The next government is being urged to accelerate the establishment of a National Savings Fund and impose mandatory provident funds to bolster savings for the ageing population.
“The country should think seriously about developing a savings and investment culture, and it needs to educate people to develop financial literacy at a faster and stronger pace,” said Veerathai Santiprabhob, adviser to the Thailand Development Research Institute. “Our households are shouldering higher debt and moving to the ageing society. So, people should have the ability to manage their money and prepare financially for their retirement.”
The National Savings Fund was initiated by the previous Democrat-led government with the aim of extending pension coverage to those who are not covered by any pension scheme.
However, the Yingluck Shinawatra government shelved the scheme, saying it overlaps with Section 40 of the Social Security Fund Act, which covers providing pensions to workers in the non-formal sector.
Under Section 40, self-employed workers have two choices in contributing to the Social Security Fund for pensions.
They can contribute 70 baht a month while the government offers 30 baht to the fund, or they can contribute 130 baht a month while the government chips in 50 baht per month.
The government previously estimated 35 million workers are not covered by the Government Pension Fund, the Social Security Fund and private provident funds, and most of them are self-employed such as street vendors or taxi drivers.
The National Savings Fund’s planned set-up has been put in the Capital Market Development Master Plan.
Mr Veerathai said the National Saving Fund is necessary and its size should be larger than its plan mapped out in the past, while mandatory provident funds should be enforced.
At present, only companies on the Thai stock market are obliged to make provident funds available to their employees.
Teera Phutrakul, chairman of the Thai Financial Planners Association, said the current retirement system and provident funds deny most people a pleasant life after retirement, because most savings are ploughed into low-risk, low-return debt instruments.

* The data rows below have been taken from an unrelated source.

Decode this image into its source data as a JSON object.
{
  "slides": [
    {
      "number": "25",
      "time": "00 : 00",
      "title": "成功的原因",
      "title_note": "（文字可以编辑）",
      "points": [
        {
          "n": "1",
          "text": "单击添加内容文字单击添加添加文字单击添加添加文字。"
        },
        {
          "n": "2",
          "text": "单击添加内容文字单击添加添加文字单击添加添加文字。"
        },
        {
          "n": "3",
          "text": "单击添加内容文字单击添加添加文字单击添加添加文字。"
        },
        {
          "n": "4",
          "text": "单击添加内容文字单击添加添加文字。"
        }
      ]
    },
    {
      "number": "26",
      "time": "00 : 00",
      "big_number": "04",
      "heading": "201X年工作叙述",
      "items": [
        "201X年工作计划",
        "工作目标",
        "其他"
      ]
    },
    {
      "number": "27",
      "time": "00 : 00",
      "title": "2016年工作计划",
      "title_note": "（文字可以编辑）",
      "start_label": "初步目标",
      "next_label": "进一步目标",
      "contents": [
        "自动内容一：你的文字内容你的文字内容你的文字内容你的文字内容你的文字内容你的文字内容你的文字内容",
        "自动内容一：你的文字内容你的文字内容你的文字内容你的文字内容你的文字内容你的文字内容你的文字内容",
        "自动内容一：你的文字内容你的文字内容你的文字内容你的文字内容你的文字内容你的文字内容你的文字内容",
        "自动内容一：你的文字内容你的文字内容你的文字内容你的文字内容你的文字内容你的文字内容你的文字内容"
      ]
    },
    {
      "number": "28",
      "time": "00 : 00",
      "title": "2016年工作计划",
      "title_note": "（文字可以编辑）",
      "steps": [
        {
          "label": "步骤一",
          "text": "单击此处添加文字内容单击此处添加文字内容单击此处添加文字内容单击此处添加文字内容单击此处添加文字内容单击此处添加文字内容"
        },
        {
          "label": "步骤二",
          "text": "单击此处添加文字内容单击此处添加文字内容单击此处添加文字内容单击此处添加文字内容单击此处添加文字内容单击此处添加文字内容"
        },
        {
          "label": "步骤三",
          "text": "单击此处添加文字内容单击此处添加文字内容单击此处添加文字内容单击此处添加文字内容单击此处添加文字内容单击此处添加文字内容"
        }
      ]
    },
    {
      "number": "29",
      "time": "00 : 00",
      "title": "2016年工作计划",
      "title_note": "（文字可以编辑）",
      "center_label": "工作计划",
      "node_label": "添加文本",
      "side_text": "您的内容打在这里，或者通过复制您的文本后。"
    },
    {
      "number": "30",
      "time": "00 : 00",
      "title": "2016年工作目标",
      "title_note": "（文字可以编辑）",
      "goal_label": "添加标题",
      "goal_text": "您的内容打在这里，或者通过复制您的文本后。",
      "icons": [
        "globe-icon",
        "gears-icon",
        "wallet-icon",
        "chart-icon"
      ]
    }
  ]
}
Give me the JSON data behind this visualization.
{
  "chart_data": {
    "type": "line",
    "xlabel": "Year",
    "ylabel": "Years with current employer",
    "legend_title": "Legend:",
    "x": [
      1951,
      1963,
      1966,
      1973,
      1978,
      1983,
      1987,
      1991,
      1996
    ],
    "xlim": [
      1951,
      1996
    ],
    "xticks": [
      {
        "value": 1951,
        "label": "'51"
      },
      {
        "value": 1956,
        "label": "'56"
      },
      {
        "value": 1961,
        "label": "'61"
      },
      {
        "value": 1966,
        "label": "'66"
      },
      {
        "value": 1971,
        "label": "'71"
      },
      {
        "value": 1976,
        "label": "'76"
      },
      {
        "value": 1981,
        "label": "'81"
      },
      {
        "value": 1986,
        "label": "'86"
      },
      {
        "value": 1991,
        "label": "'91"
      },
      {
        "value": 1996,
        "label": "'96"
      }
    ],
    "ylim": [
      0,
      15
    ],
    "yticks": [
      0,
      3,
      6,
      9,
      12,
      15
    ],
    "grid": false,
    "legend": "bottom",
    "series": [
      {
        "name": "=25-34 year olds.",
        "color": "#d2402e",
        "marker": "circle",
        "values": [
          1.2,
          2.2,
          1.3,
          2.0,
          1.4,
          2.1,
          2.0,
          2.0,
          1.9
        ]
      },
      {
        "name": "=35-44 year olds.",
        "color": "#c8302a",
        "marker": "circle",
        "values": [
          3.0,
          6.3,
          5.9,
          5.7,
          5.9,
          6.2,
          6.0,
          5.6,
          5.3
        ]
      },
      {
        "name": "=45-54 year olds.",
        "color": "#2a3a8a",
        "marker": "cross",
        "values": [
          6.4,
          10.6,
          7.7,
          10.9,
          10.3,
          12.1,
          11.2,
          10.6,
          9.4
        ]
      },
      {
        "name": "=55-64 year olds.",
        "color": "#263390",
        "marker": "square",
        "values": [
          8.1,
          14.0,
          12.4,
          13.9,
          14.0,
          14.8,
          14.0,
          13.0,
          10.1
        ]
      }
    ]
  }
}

He suggested the government go cold turkey, in the manner of the Singaporean government, by requiring a contribution of 20% of its people’s monthly income to a central provident fund.
“I believe people have financial literacy,” Mr Teera said. “They read and learn that credit cards and personal loans charge them 20% and 28%, respectively, at most. But they still lack financial discipline and we need to cultivate their financial discipline.”